Our attacks are divided into three types, based on the type of vulnerability that enables them.

For more details on these attacks and the vulnerabilities which enable them, please refer to the paper

How bad is this?

While we found that a large fraction of archived pages are vulnerable to at least one of our attacks, we emphasize that these attacks can in most cases be launched only by the owners of particular domains. For example, in the attack shown in the screenshots above, only the owner of a particular domain -- projecthaile.com --which was used in 2011 as part of reuters.com is able to launch the attacks. We were able to launch this attack since that domain was unowned, and so we purchased it as a precondition to the attack.

It is important that those who rely on web archives for important use cases, such as for journalistic research, scientific citations, and as evidence in legal cases, be aware of the possibility of these attacks, and that they take precautions to ensure that they are aware of any inconsistencies, whether unintentional or malicious, in the pages they cite and refer to.

I rely on the Wayback Machine -- what should I do?

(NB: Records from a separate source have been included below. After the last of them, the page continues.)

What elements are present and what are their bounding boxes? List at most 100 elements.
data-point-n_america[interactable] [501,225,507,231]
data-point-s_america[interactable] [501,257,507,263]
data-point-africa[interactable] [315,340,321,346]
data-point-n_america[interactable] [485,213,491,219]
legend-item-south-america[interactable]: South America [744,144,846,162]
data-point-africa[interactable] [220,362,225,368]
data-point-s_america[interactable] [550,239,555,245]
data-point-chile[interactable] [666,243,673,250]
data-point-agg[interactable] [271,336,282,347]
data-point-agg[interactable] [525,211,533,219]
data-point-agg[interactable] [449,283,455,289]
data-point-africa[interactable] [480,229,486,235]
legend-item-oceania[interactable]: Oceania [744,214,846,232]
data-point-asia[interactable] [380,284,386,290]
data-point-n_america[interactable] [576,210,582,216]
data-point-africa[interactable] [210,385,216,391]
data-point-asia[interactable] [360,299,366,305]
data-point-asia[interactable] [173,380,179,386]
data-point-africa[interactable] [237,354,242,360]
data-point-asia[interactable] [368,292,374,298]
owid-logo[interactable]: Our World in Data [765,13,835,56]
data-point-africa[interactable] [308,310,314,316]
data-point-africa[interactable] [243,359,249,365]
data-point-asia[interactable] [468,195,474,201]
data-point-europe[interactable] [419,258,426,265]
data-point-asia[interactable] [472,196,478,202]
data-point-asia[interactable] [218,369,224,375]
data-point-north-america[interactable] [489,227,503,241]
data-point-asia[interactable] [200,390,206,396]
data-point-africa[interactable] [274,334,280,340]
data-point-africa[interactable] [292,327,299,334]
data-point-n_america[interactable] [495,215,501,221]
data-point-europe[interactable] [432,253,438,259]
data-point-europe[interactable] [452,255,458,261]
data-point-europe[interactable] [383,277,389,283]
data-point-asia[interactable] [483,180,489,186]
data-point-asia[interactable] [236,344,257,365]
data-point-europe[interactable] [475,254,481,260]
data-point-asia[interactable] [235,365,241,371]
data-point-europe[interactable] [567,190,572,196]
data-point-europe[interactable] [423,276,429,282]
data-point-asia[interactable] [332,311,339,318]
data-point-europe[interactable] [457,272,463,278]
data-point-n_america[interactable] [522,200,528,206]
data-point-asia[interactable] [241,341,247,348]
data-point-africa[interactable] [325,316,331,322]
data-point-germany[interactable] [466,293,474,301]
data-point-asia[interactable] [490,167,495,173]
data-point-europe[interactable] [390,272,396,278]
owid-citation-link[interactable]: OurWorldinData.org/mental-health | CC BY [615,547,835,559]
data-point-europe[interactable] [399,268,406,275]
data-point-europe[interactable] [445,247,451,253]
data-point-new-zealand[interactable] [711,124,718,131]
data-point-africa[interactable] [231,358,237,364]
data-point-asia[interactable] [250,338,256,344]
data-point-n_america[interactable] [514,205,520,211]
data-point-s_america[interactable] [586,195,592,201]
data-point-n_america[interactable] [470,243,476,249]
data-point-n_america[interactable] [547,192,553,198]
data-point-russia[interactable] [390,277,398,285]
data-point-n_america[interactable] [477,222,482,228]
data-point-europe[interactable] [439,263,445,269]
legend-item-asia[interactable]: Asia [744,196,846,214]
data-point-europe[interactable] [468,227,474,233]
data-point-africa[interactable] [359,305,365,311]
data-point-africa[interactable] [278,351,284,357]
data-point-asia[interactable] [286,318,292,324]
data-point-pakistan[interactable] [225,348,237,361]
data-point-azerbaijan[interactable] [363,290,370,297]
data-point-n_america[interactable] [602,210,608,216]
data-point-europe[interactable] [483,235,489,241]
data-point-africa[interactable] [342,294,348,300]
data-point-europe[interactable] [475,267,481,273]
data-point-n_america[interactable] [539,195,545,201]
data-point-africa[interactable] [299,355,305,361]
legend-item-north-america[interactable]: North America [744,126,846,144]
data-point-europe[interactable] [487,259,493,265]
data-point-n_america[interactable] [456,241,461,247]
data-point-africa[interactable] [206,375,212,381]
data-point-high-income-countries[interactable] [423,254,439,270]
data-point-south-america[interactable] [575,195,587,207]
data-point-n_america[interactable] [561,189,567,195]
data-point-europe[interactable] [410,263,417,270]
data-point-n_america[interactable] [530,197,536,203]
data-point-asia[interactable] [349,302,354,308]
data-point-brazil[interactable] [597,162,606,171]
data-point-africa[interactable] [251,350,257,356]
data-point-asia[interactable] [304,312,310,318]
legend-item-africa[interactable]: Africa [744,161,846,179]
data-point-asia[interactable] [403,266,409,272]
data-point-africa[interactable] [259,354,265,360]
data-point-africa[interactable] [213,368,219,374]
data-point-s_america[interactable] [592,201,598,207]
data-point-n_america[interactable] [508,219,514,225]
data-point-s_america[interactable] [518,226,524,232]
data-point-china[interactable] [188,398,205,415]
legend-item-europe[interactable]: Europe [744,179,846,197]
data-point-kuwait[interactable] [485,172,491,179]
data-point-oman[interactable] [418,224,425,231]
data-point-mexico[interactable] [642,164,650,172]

Our primary advice is to ensure you have the advice of an expert who can help you evaluate the accuracy of any information you use from a web archive. It is possible to detect and/or block many of the types of attacks we describe, and so users of the archive and experts helping them should do so. Our paper describes the attacks in detail, allowing an expert to detect the vulnerabilities we describe. While we did release code for an extension which demonstrates blocking of one type of attack, this research prototype's functionality should not be needed now, since the team which operates the Wayback Machine have already deployed one defensive fix (Content Security Policy headers) which we believe will block the same vulnerabilities our extension defends against -- vulnerabilities to Attack #1 (archive-escapes).

What can the Wayback Machine do about this?

We disclosed our results to the Wayback Machine before publication, and they are being prompt and thoughtful in taking action to mitigate these attacks. They have already implemented Content-Security Policy headers, which instruct client browsers not to load archive-escape content, blocking many vulnerabilities to our Attack #1. We outline other possible defenses in the paper, and we are in contact with the team that operates the Wayback Machine as they consider, design, and deploy appropriate defenses.

Additionally, the team at the Wayback Machine have launched a new feature, described in this blog post, which shows users of the archive the relationship of the timestamps of subresources to the snapshot currently being viewed. The availability of this informaiton will help expert users to better interpret archival snapshots and catch anachronistic requests which may result in benign or malicious modifications to the view of a page.

Is your code available?

Yes, the code for our measurement tool and defensive extension are on Github. See the For Researchers section below.

For Researchers

Our research paper, appearing in ACM CCS 2017, is here.

The code for TrackingExavator, our archival measurement tool, can be found on Github, here.

The code for Archive Watcher, our prototype defense exploring how a browser extension might block our attacks, is available on Github, here.